Clad offers the ability to differentiate CUDA functions in reverse-mode. Specifically, Clad can differentiate functions that are marked with either the __device__ or __global__ specifier.

For the kernels, since they are void functions, the output parameter must be included in the parameter list of clad::gradient. To execute the kernel, the user has to call the execute_kernel method of the CladFunction object and provide the grid configuration. The size of the shared memory to dynamically allocate for the kernel and the stream to use for its execution are appointed the default values of 0 and nulltptr respectively, if not explicitly specified. Note that either none of these two arguments or both of them must be provided to the execute_kernel call. Clad does not handle cases where only one of the two is provided, even if the order is correct.

#include "clad/Differentiator/Differentiator.h"
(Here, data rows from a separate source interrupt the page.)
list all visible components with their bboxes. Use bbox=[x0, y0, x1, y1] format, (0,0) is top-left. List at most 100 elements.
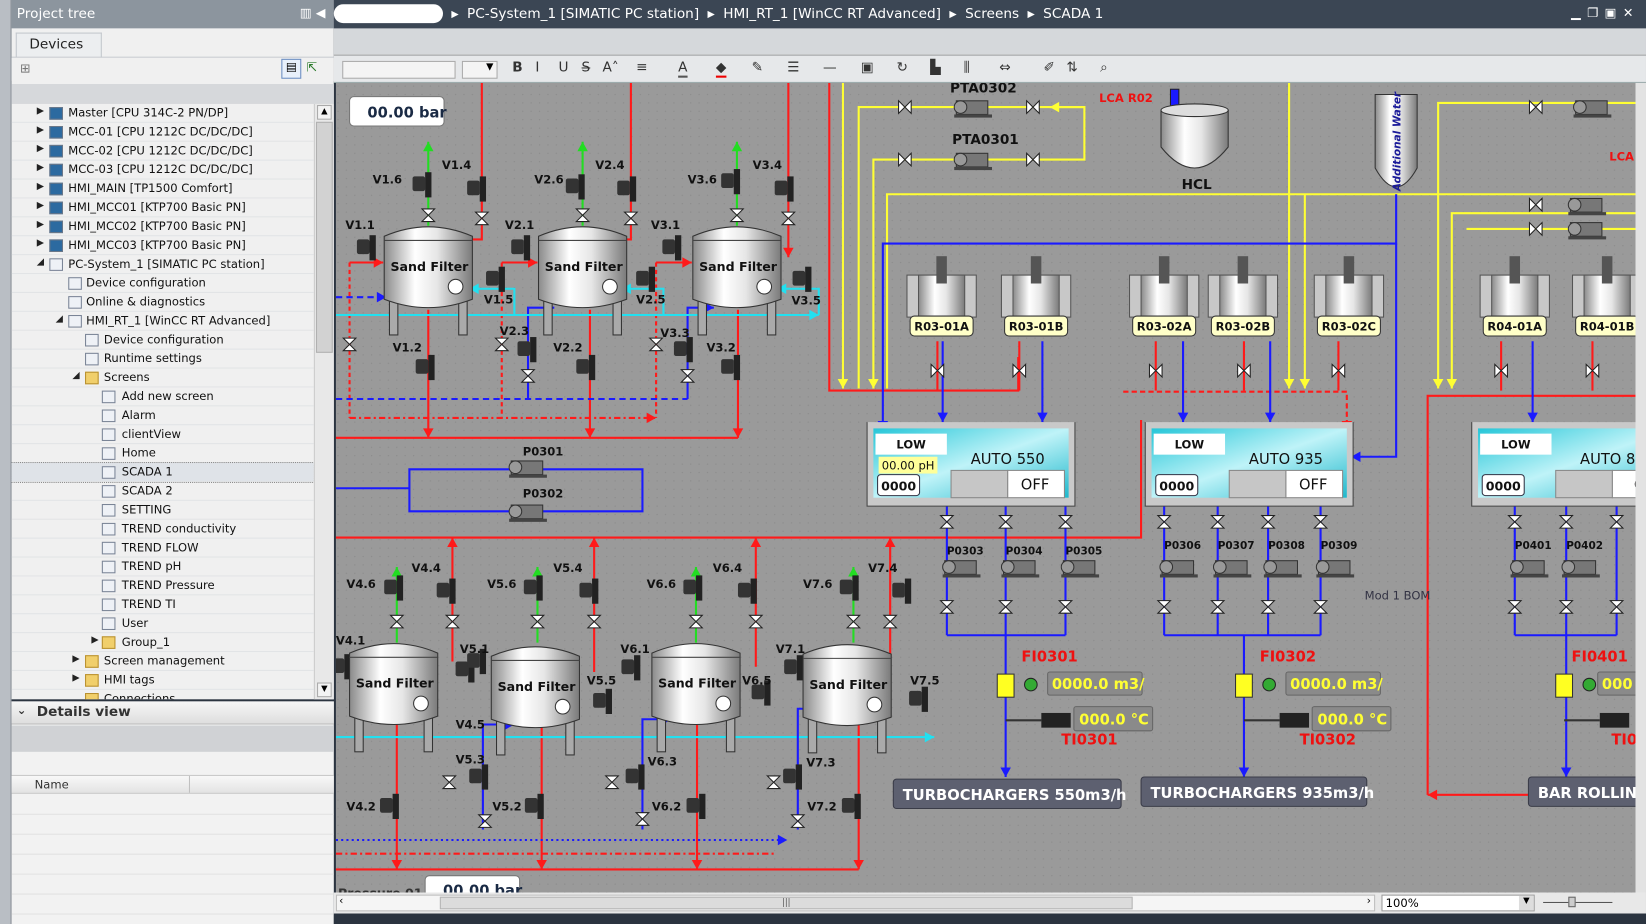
tree-item[interactable]: ▶ HMI_MAIN [TP1500 Comfort] bbox=[11, 180, 314, 199]
zoom-fit-icon[interactable]: ⌕ bbox=[1100, 60, 1108, 76]
tree-item[interactable]: ▶ Master [CPU 314C-2 PN/DP] bbox=[11, 104, 314, 123]
font-color-icon[interactable]: A bbox=[678, 60, 688, 78]
on-button[interactable] bbox=[1555, 469, 1613, 499]
distribute-icon[interactable]: ⫼ bbox=[964, 60, 970, 76]
expand-arrow-icon[interactable]: ▶ bbox=[37, 144, 44, 155]
details-toggle-icon[interactable]: ▤ bbox=[281, 58, 302, 79]
collapse-arrow-icon[interactable]: ◢ bbox=[72, 371, 79, 382]
chevron-down-icon[interactable]: ▼ bbox=[1518, 895, 1534, 911]
network-view-icon[interactable]: ⊞ bbox=[20, 61, 31, 76]
canvas-vertical-scrollbar[interactable] bbox=[1635, 82, 1646, 893]
pump-icon[interactable] bbox=[1567, 197, 1607, 216]
arrange-icon[interactable]: ▣ bbox=[861, 60, 874, 76]
chevron-down-icon[interactable]: ⌄ bbox=[17, 703, 27, 717]
expand-arrow-icon[interactable]: ▶ bbox=[37, 182, 44, 193]
strikethrough-icon[interactable]: S̶ bbox=[582, 60, 591, 76]
tree-scrollbar[interactable]: ▲ ▼ bbox=[313, 103, 334, 700]
on-button[interactable] bbox=[1228, 469, 1287, 499]
pump-icon[interactable] bbox=[953, 152, 993, 171]
pump-icon[interactable] bbox=[953, 100, 993, 118]
close-icon[interactable]: ✕ bbox=[1623, 5, 1640, 20]
tree-item[interactable]: Online & diagnostics bbox=[11, 293, 314, 312]
tree-item[interactable]: ▶ HMI_MCC01 [KTP700 Basic PN] bbox=[11, 198, 314, 218]
pump-icon[interactable] bbox=[508, 504, 547, 522]
tree-item[interactable]: ◢ Screens bbox=[11, 369, 314, 388]
pump-icon[interactable] bbox=[1000, 560, 1040, 578]
tree-item[interactable]: SCADA 1 bbox=[11, 461, 314, 483]
tree-item[interactable]: ◢ HMI_RT_1 [WinCC RT Advanced] bbox=[11, 312, 314, 331]
italic-icon[interactable]: I bbox=[535, 60, 539, 76]
font-size-select[interactable]: ▼ bbox=[461, 60, 498, 79]
line-width-icon[interactable]: ☰ bbox=[787, 60, 799, 76]
pump-icon[interactable] bbox=[1315, 560, 1355, 578]
expand-arrow-icon[interactable]: ▶ bbox=[37, 106, 44, 117]
minimize-icon[interactable]: ▁ bbox=[1571, 5, 1587, 20]
collapse-arrow-icon[interactable]: ◢ bbox=[37, 257, 44, 268]
tree-item[interactable]: TREND pH bbox=[11, 558, 314, 577]
tree-item[interactable]: SCADA 2 bbox=[11, 482, 314, 501]
line-style-icon[interactable]: — bbox=[823, 60, 837, 76]
zoom-slider-thumb[interactable] bbox=[1568, 896, 1576, 908]
breadcrumb-item[interactable]: SCADA 1 bbox=[1043, 6, 1103, 23]
breadcrumb-item[interactable]: PC-System_1 [SIMATIC PC station] bbox=[467, 6, 699, 23]
pump-icon[interactable] bbox=[1573, 100, 1612, 118]
pump-icon[interactable] bbox=[508, 460, 547, 478]
expand-arrow-icon[interactable]: ▶ bbox=[91, 635, 98, 646]
tree-item[interactable]: ▶ HMI tags bbox=[11, 671, 314, 690]
tree-item[interactable]: Runtime settings bbox=[11, 350, 314, 369]
tree-item[interactable]: TREND TI bbox=[11, 595, 314, 615]
pump-icon[interactable] bbox=[1263, 560, 1302, 578]
collapse-arrow-icon[interactable]: ◢ bbox=[56, 314, 63, 325]
tree-item[interactable]: Add new screen bbox=[11, 387, 314, 407]
pump-icon[interactable] bbox=[1212, 560, 1252, 578]
horizontal-scroll-thumb[interactable]: ||| bbox=[439, 896, 1133, 910]
scroll-down-icon[interactable]: ▼ bbox=[317, 682, 332, 698]
canvas-horizontal-scrollbar[interactable]: ‹ ||| › bbox=[335, 894, 1376, 912]
tree-item[interactable]: TREND FLOW bbox=[11, 539, 314, 558]
tree-item[interactable]: ▶ MCC-03 [CPU 1212C DC/DC/DC] bbox=[11, 161, 314, 180]
expand-arrow-icon[interactable]: ▶ bbox=[72, 673, 79, 684]
column-name[interactable]: Name bbox=[35, 778, 69, 792]
underline-icon[interactable]: U bbox=[558, 60, 568, 76]
pump-icon[interactable] bbox=[942, 560, 981, 578]
expand-arrow-icon[interactable]: ▶ bbox=[37, 201, 44, 212]
tree-item[interactable]: TREND Pressure bbox=[11, 576, 314, 596]
tree-item[interactable]: SETTING bbox=[11, 501, 314, 520]
tree-item[interactable]: clientView bbox=[11, 425, 314, 445]
pump-icon[interactable] bbox=[1159, 560, 1198, 578]
pump-icon[interactable] bbox=[1510, 560, 1549, 578]
tree-item[interactable]: ◢ PC-System_1 [SIMATIC PC station] bbox=[11, 255, 314, 275]
export-icon[interactable]: ⇱ bbox=[307, 60, 318, 75]
visualization-side-strip[interactable] bbox=[0, 0, 12, 924]
tree-item[interactable]: ▶ HMI_MCC02 [KTP700 Basic PN] bbox=[11, 217, 314, 237]
details-view-header[interactable]: ⌄ Details view bbox=[11, 701, 334, 725]
collapse-panel-icon[interactable]: ▥ ◀ bbox=[300, 5, 326, 20]
tree-item[interactable]: ▶ Screen management bbox=[11, 652, 314, 671]
tree-item[interactable]: Home bbox=[11, 444, 314, 464]
scroll-right-icon[interactable]: › bbox=[1367, 896, 1371, 908]
zoom-select[interactable]: 100% ▼ bbox=[1381, 894, 1535, 912]
rotate-icon[interactable]: ↻ bbox=[896, 60, 907, 76]
order-icon[interactable]: ⇅ bbox=[1067, 60, 1078, 76]
on-button[interactable] bbox=[950, 469, 1009, 499]
expand-arrow-icon[interactable]: ▶ bbox=[37, 238, 44, 249]
format-painter-icon[interactable]: ✐ bbox=[1043, 60, 1054, 76]
tree-scroll-thumb[interactable] bbox=[315, 121, 333, 353]
scada-screen-canvas[interactable]: Sand Filter Sand Filter Sand Filter Sand Fi… bbox=[335, 82, 1636, 893]
chevron-down-icon[interactable]: ▼ bbox=[486, 62, 493, 73]
tree-item[interactable]: ▶ MCC-02 [CPU 1212C DC/DC/DC] bbox=[11, 142, 314, 161]
bold-icon[interactable]: B bbox=[512, 60, 522, 76]
fill-color-icon[interactable]: ◆ bbox=[715, 60, 727, 78]
tree-item[interactable]: User bbox=[11, 614, 314, 634]
scroll-left-icon[interactable]: ‹ bbox=[339, 896, 343, 908]
breadcrumb-item[interactable]: Screens bbox=[965, 6, 1019, 23]
tree-item[interactable]: TREND conductivity bbox=[11, 520, 314, 539]
tree-item[interactable]: Device configuration bbox=[11, 274, 314, 293]
column-divider[interactable] bbox=[188, 775, 191, 793]
zoom-slider-track[interactable] bbox=[1543, 901, 1613, 903]
pump-icon[interactable] bbox=[1561, 560, 1600, 578]
pump-icon[interactable] bbox=[1567, 222, 1607, 240]
font-family-select[interactable] bbox=[342, 60, 456, 79]
tree-item[interactable]: ▶ Group_1 bbox=[11, 633, 314, 653]
expand-arrow-icon[interactable]: ▶ bbox=[37, 125, 44, 136]
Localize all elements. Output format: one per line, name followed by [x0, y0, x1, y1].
auto kernel_grad = clad::gradient(kernel, "in, out"); // compute the derivative of out w.r.t in
// Option 1:
kernel_grad.execute_kernel(gridDim, blockDim, sharedMem, stream, in, out, in_grad, out_grad);
// Option 2:
kernel_grad.execute_kernel(gridDim, blockDim, in, out, in_grad, out_grad);

CUDA features supported by Clad

Clad supports the following CUDA features: * The commonly used CUDA built-in variables threadIdx, blockIdx, blockDim, gridDim and warpSize * The CUDA host functions cudaMalloc, cudaMemcpy and cudaFree

To use CUDA math functions, the user must define the equivalent pullback function in Clad’s CUDA custom derivatives:

// In `clad/include/clad/Differentiator/BuiltinDerivativesCUDA.cuh`

namespace clad {

namespace custom_derivatives {

__device__ inline void __fdividef_pullback(float a, float b, float d_y,
                                        float* d_a, float* d_b) {
*d_a += (1.F / b) * d_y;
*d_b += (-a / (b * b)) * d_y;
}

}
}

CUDA features not yet supported by Clad

The following CUDA features are not yet supported: * The use of shared memory within the original function * Synchronization primitives like __syncthreads() and cudaDeviceSynchronize() * Other CUDA host functions apart from those listed in the previous section

Demos

For examples of using Clad with CUDA, see the clad/demos/CUDA folder.